I am listening to the soundtrack for Calvary as I write this. There are few movies for which I enjoy the soundtrack as much as this one. It is haunting, moving, and beautiful.
The movie, for me, was a mixed bag. It stars Brendan Gleeson as a Catholic priest who maintains a parish on a costal town in Ireland. Gleeson's performance was magnificent.
Calvary sets up the tension early. The opening scene is in a confessional. The confessor informs the priest that it his intention to kill him at the end of the week. The confessor explains the sexual abuse that was done to him by a priest as a child. He has no desire to kill a bad priest. He wants to end the life of a good and innocent priest so he may take from the church as the church took from him. He gives the priest the week to put his affairs in order.
Gleeson's priest, rather than protecting himself or going to the police, goes on about his priestly duties.
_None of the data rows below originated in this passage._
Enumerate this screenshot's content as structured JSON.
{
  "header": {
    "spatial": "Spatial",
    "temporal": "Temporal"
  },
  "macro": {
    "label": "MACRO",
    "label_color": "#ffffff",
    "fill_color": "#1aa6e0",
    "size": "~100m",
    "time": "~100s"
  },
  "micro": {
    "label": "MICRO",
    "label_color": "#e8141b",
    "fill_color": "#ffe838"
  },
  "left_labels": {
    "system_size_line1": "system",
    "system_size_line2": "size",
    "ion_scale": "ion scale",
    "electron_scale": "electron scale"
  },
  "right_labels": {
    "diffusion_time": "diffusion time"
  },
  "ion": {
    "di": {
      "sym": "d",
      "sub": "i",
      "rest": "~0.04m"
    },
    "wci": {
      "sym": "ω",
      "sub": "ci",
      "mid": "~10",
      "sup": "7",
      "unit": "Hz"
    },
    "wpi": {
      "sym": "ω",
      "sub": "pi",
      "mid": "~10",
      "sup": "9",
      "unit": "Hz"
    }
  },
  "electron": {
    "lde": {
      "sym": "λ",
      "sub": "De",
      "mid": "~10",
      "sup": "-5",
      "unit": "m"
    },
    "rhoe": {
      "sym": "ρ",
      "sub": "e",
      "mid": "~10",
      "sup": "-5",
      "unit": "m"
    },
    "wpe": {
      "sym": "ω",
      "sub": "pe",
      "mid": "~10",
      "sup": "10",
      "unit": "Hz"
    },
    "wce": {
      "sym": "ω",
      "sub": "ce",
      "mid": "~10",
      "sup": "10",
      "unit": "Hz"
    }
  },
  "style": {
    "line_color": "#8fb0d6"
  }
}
We spend the week with him as he interacts with his parishioners and walks with his visiting, suicidal, daughter. We learn that the priest entered the order as an older man, following the death of his wife.
All of this takes place in beautiful settings. The film work is wonderful. The dialogue is engaging. The music is exceptional.
But Calvary has a substantial weak spot.
The townspeople and his parishioners. They were all just... well, awful. By that I mean that none of the characters had likeable qualities. They were all broken people... but they were broken without any depth. There was nothing there with which to empathize. For all of the fullness of Gleeson's priest, those he dealt with were caricatures.
This is a painful movie. I was not satisfied, but it made me think... and I am still pondering.
Go see it... but once will probably be enough.